This Was The Year I Gave Up On The “It” Show

Photo: Craig Blankenhorn/ HBO.
I'm supposed to like the HBO series Girls. It's a show about twentysomething women trying to make it in New York City with a liberal arts education and limited real-world skills. That's basically my LinkedIn tagline. The show is full of quips, it's super-quotable, and everyone I follow on Twitter and Instagram loves it. So I watched the first episode. And the second. I binge-watched the entire first season with my roommate walking by to ask why my expression looked so pained when I was ostensibly watching something for entertainment. But it wasn't entertainment for me; it was the TV equivalent of kale. It was the show I was supposed to watch. In 2016, I'm not doing that anymore. I've always been appropriately apologetic about the bad TV I embrace — and there's a lot of it. On a Friday night, I might flip between teen aliens having feelings (but not facial expressions) set to angsty '90s pop in Roswell to teen vampires having feelings set to mid-2000s indie pop in The Vampire Diaries to — god help me — Teen Mom. But in any kind of TV-based conversation, I always had a few "it shows" to drag out so I could prove I like Important Pop Culture. I loved Mad Men! I loved the power dynamics and the historical references, not just the (multiple) instances of comically out-of-place gore. I can name a solid 70% of The Game of Thrones characters from last season and possibly even spell the names of up to five. But even with these bits of social currency, the conversation invariably moves to shows I apparently just have to watch. Because I will love them. Because they are the best and everyone must love them. With Netflix comes the pressure to like shows that I could have opted out of simply because between 1990 and 2013, I was basically allowed to watch the Disney Channel and Little House on the Prairie. With steaming options, I've had to think long and hard about why, exactly, I don't understand the obvious comic brilliance of Seinfeld. Because explaining I saw half a rerun about vomiting up a black and white cookie and thought, I'm out, does not suffice.

Friday Night Lights
has become a boomerang show in my queue, because every time I decide, definitively, that whether or not these peoples' eyes are clear and hearts are full and I don't care if they lose, another person insists I need to watch it.

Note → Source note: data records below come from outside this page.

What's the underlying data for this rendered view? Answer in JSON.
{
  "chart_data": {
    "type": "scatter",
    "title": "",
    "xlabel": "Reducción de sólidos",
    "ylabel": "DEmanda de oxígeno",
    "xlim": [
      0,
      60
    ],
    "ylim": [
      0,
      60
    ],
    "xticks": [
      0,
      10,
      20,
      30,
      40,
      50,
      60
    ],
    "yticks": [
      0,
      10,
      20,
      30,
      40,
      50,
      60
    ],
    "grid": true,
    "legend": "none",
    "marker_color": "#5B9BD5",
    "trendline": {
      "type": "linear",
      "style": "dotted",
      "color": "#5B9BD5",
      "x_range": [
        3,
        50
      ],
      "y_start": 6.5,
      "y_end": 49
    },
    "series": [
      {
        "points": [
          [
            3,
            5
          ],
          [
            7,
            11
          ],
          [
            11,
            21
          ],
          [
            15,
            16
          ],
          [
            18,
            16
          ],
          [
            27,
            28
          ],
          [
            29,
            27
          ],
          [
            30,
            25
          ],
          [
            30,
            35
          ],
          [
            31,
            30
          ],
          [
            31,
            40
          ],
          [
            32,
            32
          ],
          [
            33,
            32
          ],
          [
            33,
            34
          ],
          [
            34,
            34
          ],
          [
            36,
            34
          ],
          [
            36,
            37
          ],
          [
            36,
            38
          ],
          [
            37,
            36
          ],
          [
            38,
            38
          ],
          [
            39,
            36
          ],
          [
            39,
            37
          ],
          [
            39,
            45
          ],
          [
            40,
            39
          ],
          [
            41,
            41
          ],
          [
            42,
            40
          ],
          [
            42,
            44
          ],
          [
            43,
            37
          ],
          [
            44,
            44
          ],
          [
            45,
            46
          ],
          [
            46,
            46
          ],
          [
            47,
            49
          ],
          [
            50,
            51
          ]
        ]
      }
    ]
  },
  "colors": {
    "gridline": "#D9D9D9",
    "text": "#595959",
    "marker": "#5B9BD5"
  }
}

The pitch is exactly the same, whether it's coming from a twentysomething guy or sixtysomething woman: "It's so amazing, and it's really, really not about football." And I understand what they're saying — there are larger themes at play, there's family tension, love triangles, and class divides over the backdrop of football. But I can't help watching and thinking that these characters could get rid of a lot of stress if they just skipped the whole football thing. Maybe get really into debate team or something less dangerous. This frame of mind does not make for a great viewing experience. These are far from the only "must-see" shows I sat through. Thanks to peer pressure stronger than anything I felt in middle school, I've pushed through episodes of Broad City, read think piece after think piece on Breaking Bad, and tried to understand both seasons of True Detective. I can already sense the pressure to get into hyped 2016 series, like AMC's Preacher and HBO's Westworld. I'm never going to stop trying new shows. But my pop culture resolution for 2016 is firm. No matter how many friends gush that such-and-such is the best show ever, no matter how many sites dub it the show to watch, if it's not my thing, I'm not doing it. I have plenty episodes of 30 Rock I need to rewatch, anyway.